Но тут опять наваливается на него удушье: давит до слез, прерывает дыхание. Старик уж позабыл, о чем спрашивал, разевает беззубый рот, ловит воздух, а его все не хватает. Да и не так много здесь этого воздуха. Полдень, изба накалилась, как печь, даже мухи не летают, обсели, полудохлые, потолок. На улице пусто, словно выметено, нигде никто не пискнет. Кажется, что во всей деревне только мы вдвоем со стариком, а больше ни души. Лишь кое-где на задах будто звякает коса, будто промолвит слово человек.

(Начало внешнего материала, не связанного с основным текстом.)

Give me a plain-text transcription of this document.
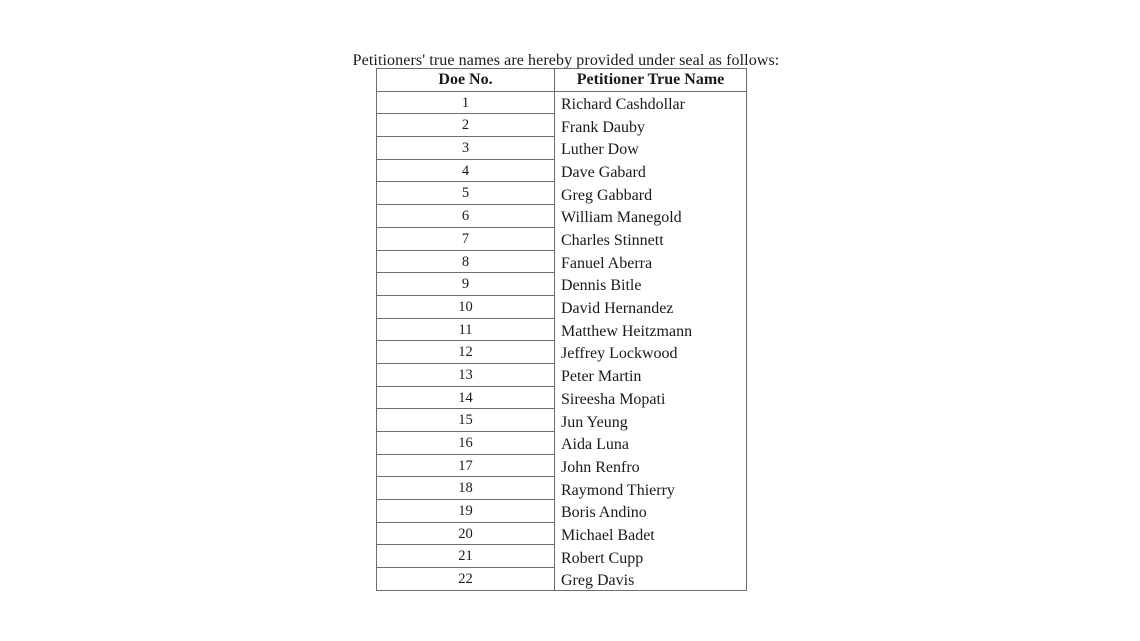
Petitioners' true names are hereby provided under seal as follows:

Doe No.	Petitioner True Name
1	Richard Cashdollar
2	Frank Dauby
3	Luther Dow
4	Dave Gabard
5	Greg Gabbard
6	William Manegold
7	Charles Stinnett
8	Fanuel Aberra
9	Dennis Bitle
10	David Hernandez
11	Matthew Heitzmann
12	Jeffrey Lockwood
13	Peter Martin
14	Sireesha Mopati
15	Jun Yeung
16	Aida Luna
17	John Renfro
18	Raymond Thierry
19	Boris Andino
20	Michael Badet
21	Robert Cupp
22	Greg Davis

Старик кое-как приходит в себя, и я, опасаясь его новых вопросов, заговариваю сам:
— Дядя, а тебе очень больно было, когда палец себе резал?
Он долго не понимает, чего мне от него надо, силится что-то вспомнить, наконец говорит:
— Кто его разберет — больно ли… А если нужно?
— Как же ты сам, дядя? Свой же палец!
— А что, чужой, что ли, резать? — опять сердится он. — Как, как… А на Капказ идти легче? А дом, молодую бабу бросить на пять лет — легче? Вот те и «как, как»…
Начав говорить, старик все пуще горячится, забывает даже про удушье.
— И чего теперь тычете все: резал, резал, резал! Ну, резал! Великое дело хватить бритвой, коли нужда припрет. И ахнуть не успеешь. Перевязал потом веревочкой, он и сросся, будто от рождения такой, и дом я сберег, и бабу… Я уж тогда был женатый. — И вдруг весело засмеялся: — А урядник, телячья голова, сидит за столом, усы раздул и ни бельмеса не понимает! Косу, говорю, натачивал и повредил палец. А он и поверил. Берет со стола деревянную линейку, водит согнутыми пальцами по краям, будто косу точит. «Да, да, мужик правду говорит!» Так и отпустили, хе-хе-хе… А ты — «резал, резал…» Так я им и пойду на Капказ, отдам царю пять лет.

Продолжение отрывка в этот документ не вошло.